Something extraordinary happened earlier this week. I finished a book. I can’t really remember when I started reading it. Must have been several months ago. Since the whole becoming a certified data nerd project began, I simply lacked energy at the end of the day to concentrate on reading. Now that I am that certified data nerd AND on vacation I’m sliding back into a reading rhythm again.
As for this particular book, Eleanor Oliphant is Completely Fine, it was completely fine. With a happy end. Just what I needed.
This afternoon I finally had enough energy and time to bike into town to pay a visit to the bookstore and spend the €100 book coupons I won with my short story many months ago. I spent an hour inside the bookshop to browse and this is what I bought. I went slightly over budget, but mainly because I found a book about a unicorn that says no to everything (Neehoorn in Dutch). I simply had to buy that one for Daughter.
Next challenge: finding the energy and time to read them all 😉
The Man bought (and read) the book Atomic Habits by James Clear a while ago. When I was searching for a new book to read, I found this title in our digital library and asked him whether it was worth my time. He said yes, so I read it this weekend.
The main message in the book is to create small habits that make you better 1% a day. Accumulative, over the course of a year for instance, you’ve become a lot better. Clear describes in his book how you can create such atomic habits.
One of the most helpful elements of Clear’s method for me is to shift your focus from setting big goals (I want to write a book) to daily routines that can lead to such big goals (I write one page every day). I’m now figuring out what tiny habits I want to create that serve me identity best.
I recommend this book to anyone who wants to turn (small) bad habits into good habits, whether this is a personal goal (loos weight) or a business goal (get more clients).

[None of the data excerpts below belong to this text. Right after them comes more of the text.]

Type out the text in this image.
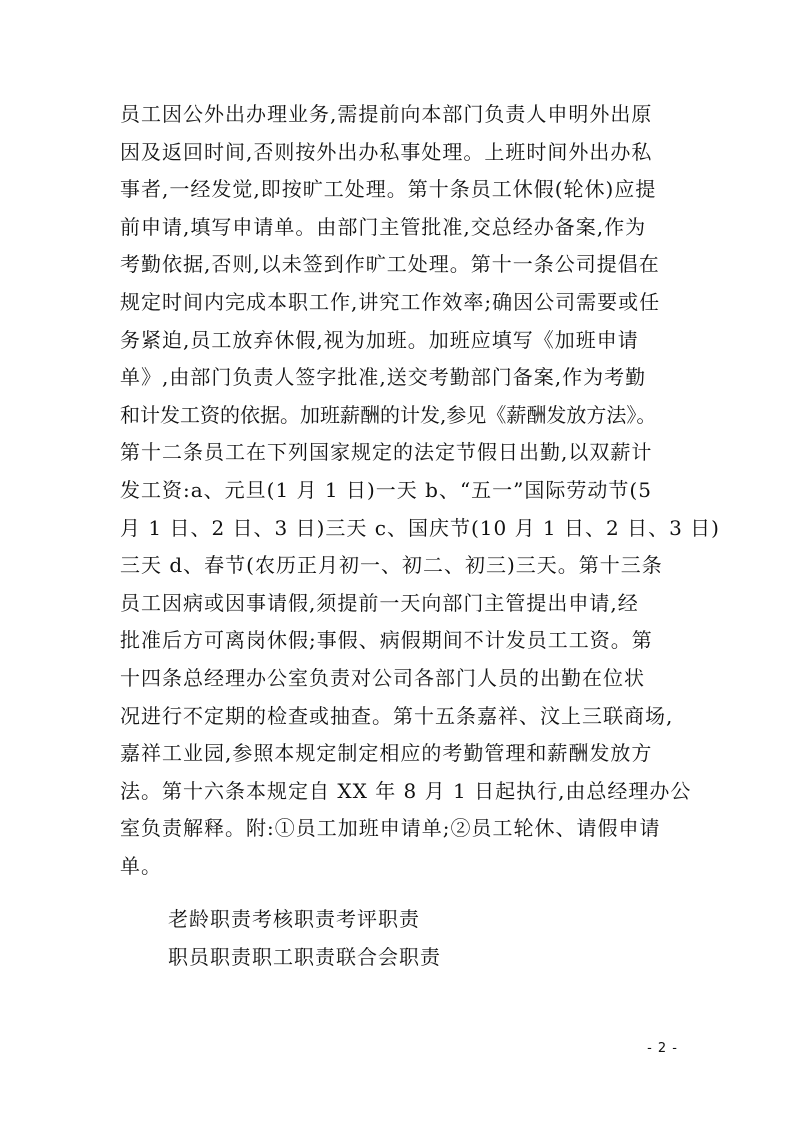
员工因公外出办理业务,需提前向本部门负责人申明外出原
因及返回时间,否则按外出办私事处理。上班时间外出办私
事者,一经发觉,即按旷工处理。第十条员工休假(轮休)应提
前申请,填写申请单。由部门主管批准,交总经办备案,作为
考勤依据,否则,以未签到作旷工处理。第十一条公司提倡在
规定时间内完成本职工作,讲究工作效率;确因公司需要或任
务紧迫,员工放弃休假,视为加班。加班应填写《加班申请
单》,由部门负责人签字批准,送交考勤部门备案,作为考勤
和计发工资的依据。加班薪酬的计发,参见《薪酬发放方法》。
第十二条员工在下列国家规定的法定节假日出勤,以双薪计
发工资:a、元旦(1 月 1 日)一天 b、“五一”国际劳动节(5
月 1 日、2 日、3 日)三天 c、国庆节(10 月 1 日、2 日、3 日)
三天 d、春节(农历正月初一、初二、初三)三天。第十三条
员工因病或因事请假,须提前一天向部门主管提出申请,经
批准后方可离岗休假;事假、病假期间不计发员工工资。第
十四条总经理办公室负责对公司各部门人员的出勤在位状
况进行不定期的检查或抽查。第十五条嘉祥、汶上三联商场,
嘉祥工业园,参照本规定制定相应的考勤管理和薪酬发放方
法。第十六条本规定自 XX 年 8 月 1 日起执行,由总经理办公
室负责解释。附:①员工加班申请单;②员工轮休、请假申请
单。
老龄职责考核职责考评职责
职员职责职工职责联合会职责
- 2 -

The first book I’ve read this year. Or rather, finished reading this year. I loved reading it. It’s a book by Matt Haig. Although a bestselling author, I didn’t read any of his other books, so this was my first acquaintance with his writing style. I can tell he writes for children as well as his prose is very accessible.
The central idea of this book is what happens if you are able to live the infinite number of lives you could have lived if you’d made different choices in your life. This is what happens to the main character of the book, a woman called Nora. In her mid-thirties she feels too miserable to live on and ends up in such a space. She gets the opportunity to try on different versions of her life.
The finale of the book carries a message across that there is no such thing as a perfect life. Anyone who feels the burden of missed opportunities and wrong decisions in their life could be inspired by this book. At least I was. Due to its accessible writing style I would even recommend it to teenagers aged sixteen and up.
The doorbell rang. Not an uncommon sound these days, as shopping online became the norm in this household again. Sinterklaas’ gift bag for Daughter needs to be filled on December fifth and therefore the past few weeks, anticipating on a surge in online orders and thus delivery delays, the past few weeks the doorbell rang on a daily basis. I’m still waiting for the last of the packages to arrive. I got up from my desk, walked downstairs and found a package in the door. The package was small enough to fit through the mailbox, but certainly bigger than what I ordered. I grabbed the package and opened the door. I saw the delivery man walking back to his van, his back towards me. After closing the door I looked at the name on the package. It’s addressed to me. Sent from an unknown place in Paris. I put the package on the dining table. I had a meeting to prepare, so opening it had to wait.
Just before dinner I had the time to open the package. I ripped open the cardboard and found a book inside, wrapped in brown paper. I removed the paper and saw this.
A beautiful book with fourty drawings inside. My French is rusty, so I was glad to find the English translation of Rilke’s text to introduce the drawings. The drawings are from Balthus and tell the story of how he found a cat, Mitsou. The boy took him in, traveled with him and then lost him. It dawned on me that a reader of this blog sent me this gift, because only a reader of this blog would know about the passing of dear Lunel. And I know of one particular reader that has been shopping in France, from his home in Canada.
My favorite image in the book is of the cat presenting a mouse to Balthus. It reminds me of all the mice Lunel brought home in Enschede. It also reminds me of the cats that I knew before Lunel that brought mice to my parents’ home. In my interpretation of cats, this brutal act of presenting humans a living gift is the only way cats acknowledge our effort to feed them and keep them warm. And we humans don’t even appreciate it.
A wonderful gift to turn to whenever I want to reminisce the weird relationships I’ve had with cats.